1987, il danese Jesper Skibby è in fuga, buon talento senza ambizioni degne degli animali da ciottoli. “Mi sentivo sicuro”, ricorderà trent’anni dopo. “Ero al primo anno da professionista, pieno di energia e la salita non appariva ripidissima; almeno all’inizio, ma poi…”. Poi le pietre si fanno palizzata e Jesper ondeggia, ubriaco di fatica, zigzagando. “Cercavo i punti in cui scavallare le pietre più aguzze, il pavé non ti perdona; il Koppenberg è una lunghissima agonia e se non lo prendi con ritmo e se non sei fortunato, ti disarciona“.
Skibby stesso si marmorizza piantandosi, accucciandosi al suolo. “Una caduta da niente, alla fine sarei riuscito anche a risalire, superata la cima, c’è discesa e pianura“. Ma l’auto del direttore di gara per sopravanzarlo gli passa sulla bici e la schiaccia devastando la ruota posteriore. Gara finita, Skibby si ritira.Tra tutte le salite, i muri, in tutte le corse della mia vita, il Koppenberg mi è rimasto dentro, come lo è una cima inviolabile. Ho quella sensazione quando ci ripenso“.

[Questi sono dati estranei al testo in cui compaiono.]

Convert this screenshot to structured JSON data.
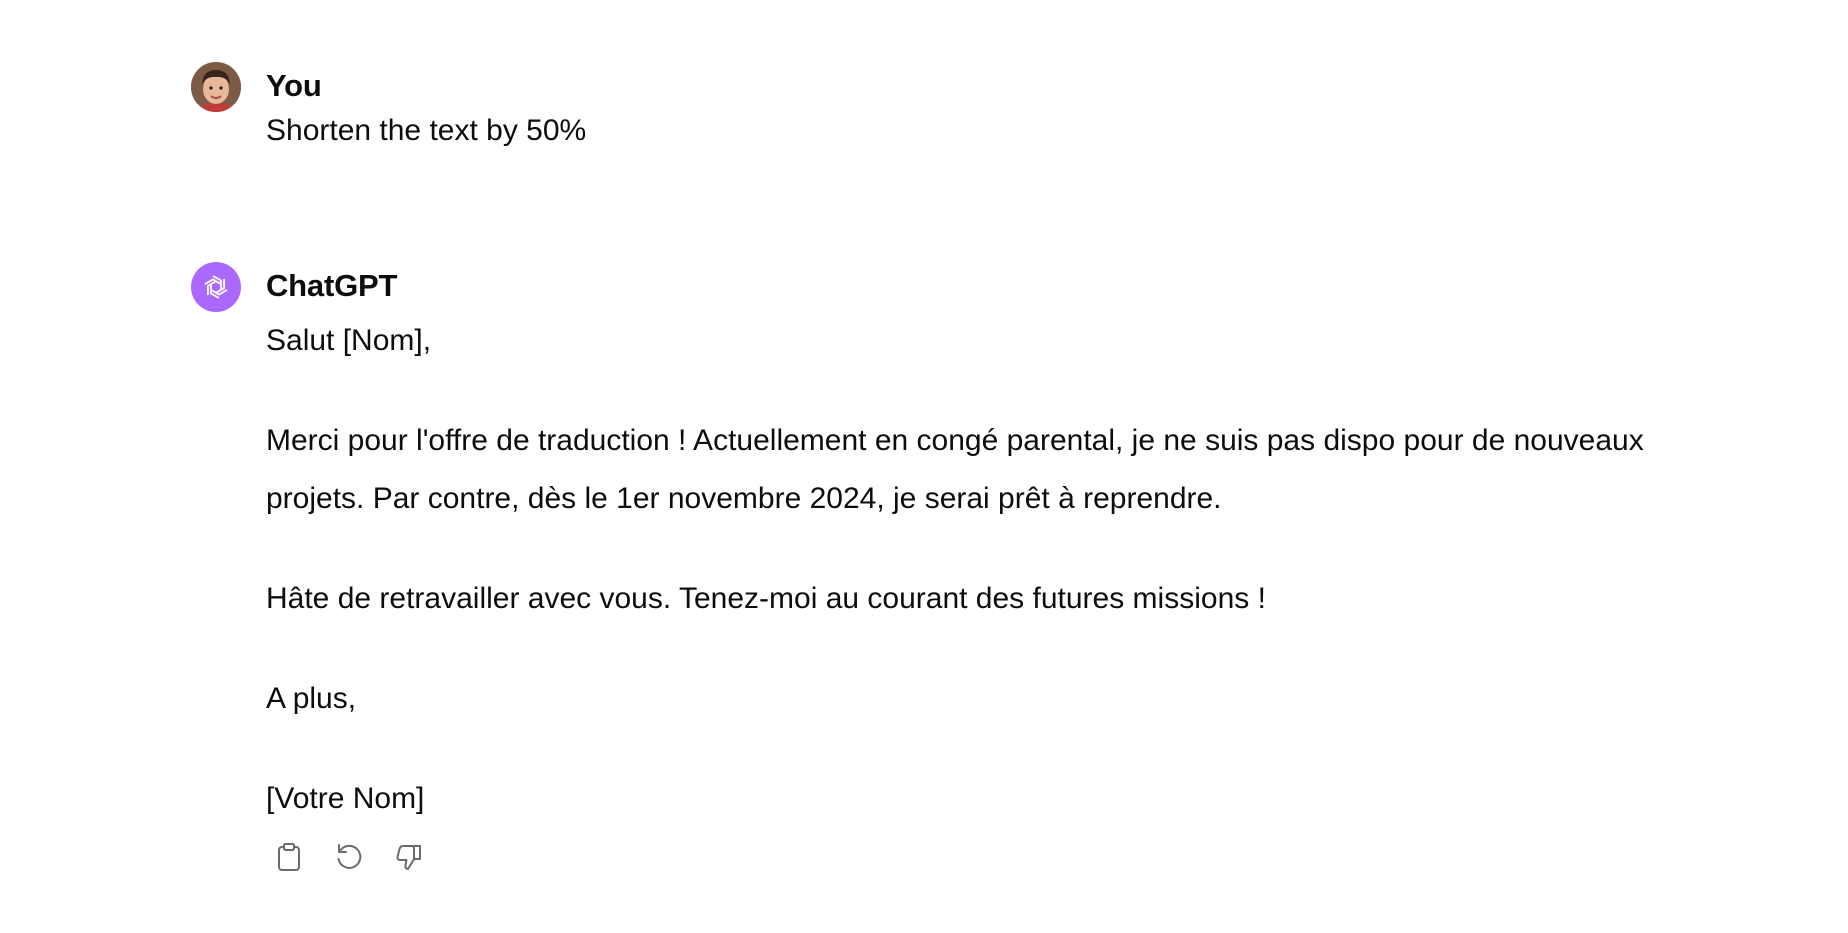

Ecco il pretesto buono per proibire il grande mostro, troppo ripido e pericoloso. Escluso dalla Ronde per quindici lunghi anni, come se le poche case di Melden in un attimo tornassero avvolte dalla nebbia e dal mistero, tra foreste colme di fiabe nordiche e spiritelli, gocce di pioggia che lavano i ciottoli nelle giornate d’autunno.
Ma il mito sobbolle, così gli animi degli amanti del ciclismo, e l’umidore sui rami spogli con l’acquiccia sui ciottoli bisbiglia al muschio appena emerso e diviene sussurro, eco, rimbombo che fa tornare nel 2002, previo restauro, il leggendario Koppenberg.

La fossa profonda tra valli e recinti, campi verdi e piccole foreste che se oltrepassate mostrano finalmente gli spicchi di cielo, mentre dietro arrancano come vecchi cavalieri arrugginiti gli ultimi, i dannati del plotone costretti nell’ingorgo, caduti, a piedi di corsa, strabuzzanti gli occhi per compiere l’erta finché non spiana. Polvere o pioggia prima di altre strade verso la gloria.

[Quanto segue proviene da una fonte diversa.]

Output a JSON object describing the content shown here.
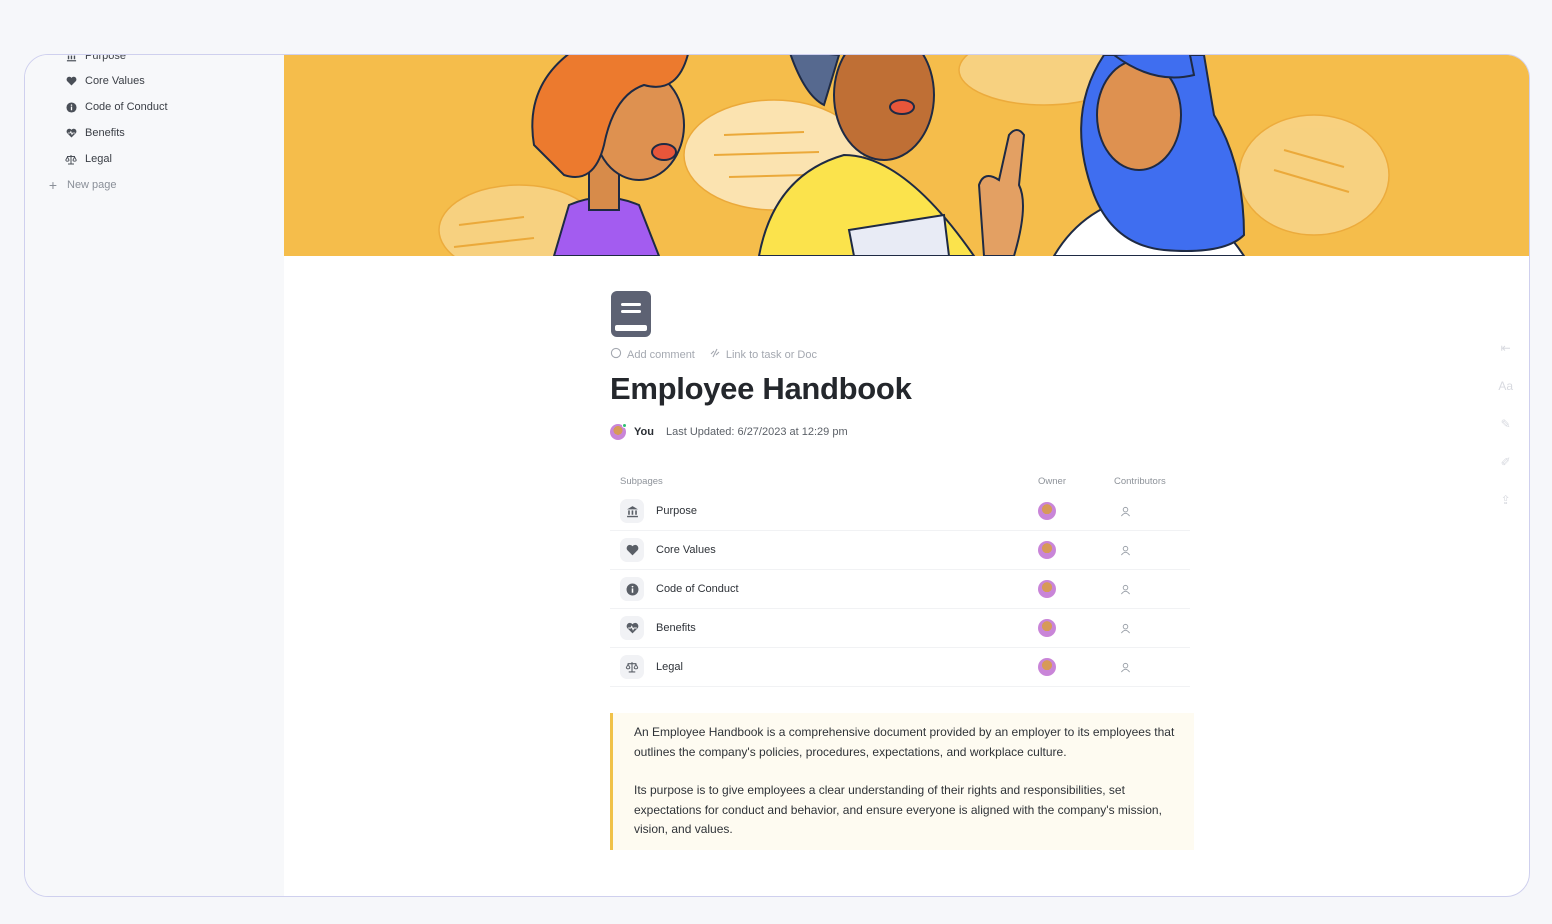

C’è ancora il Vecchio Kwaremont da affrontare, una lingua grigia e sconnessa di due chilometri, e il Paterberg come ultima rasoiata coi suoi trecento metri impossibili di pendenza. Ma non devi pensarci adesso, adesso che sei uscito indenne dal Koppenberg, il tiranno delle Fiandre.

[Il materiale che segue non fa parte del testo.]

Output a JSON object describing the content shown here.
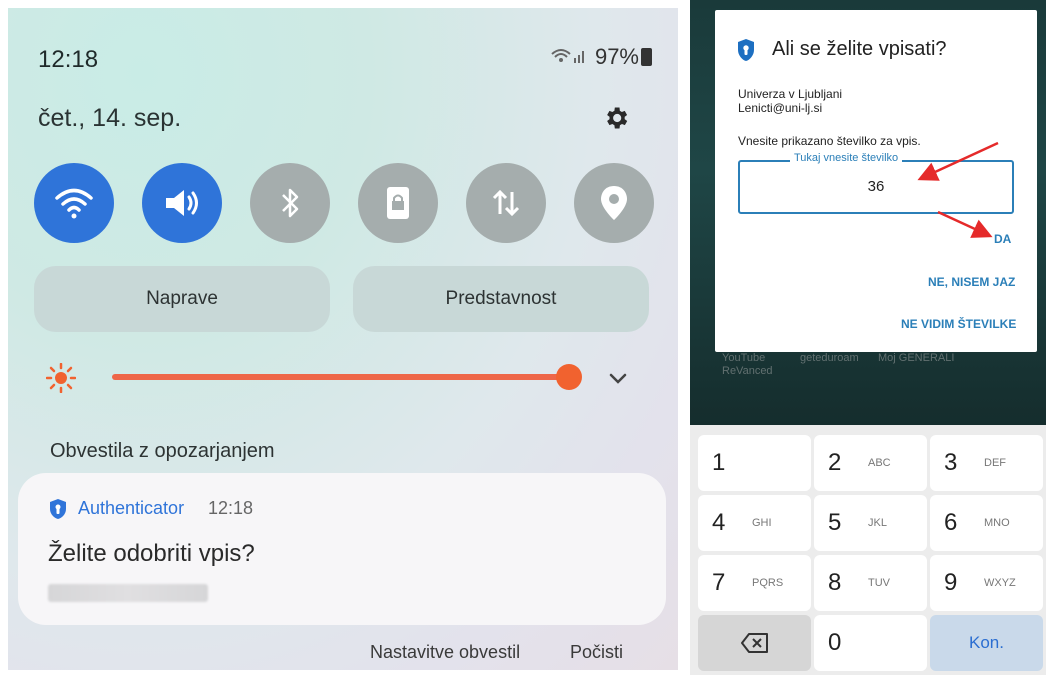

In discesa a settanta all’ora con gli attaccanti verso la Mariaborrestraat, lo Steenbeekdries e chissà, ancora più avanti, volendo, dovendo scordare il dolore alle gambe che ti ha lasciato il Koppen-berg letteralmente la “collina delle teste”, i piccoli cubetti di porfido ghignanti che dal basso ti hanno visto arrivare e soffrire.

È messo lì solo per il gusto cinico di farti del male”, disse Walter Godefroot. E lo volevi superare, e lo hai fatto; ed era oggi, forse, il tempo di scrivere il tuo nome nella grande storia del Giro delle Fiandre.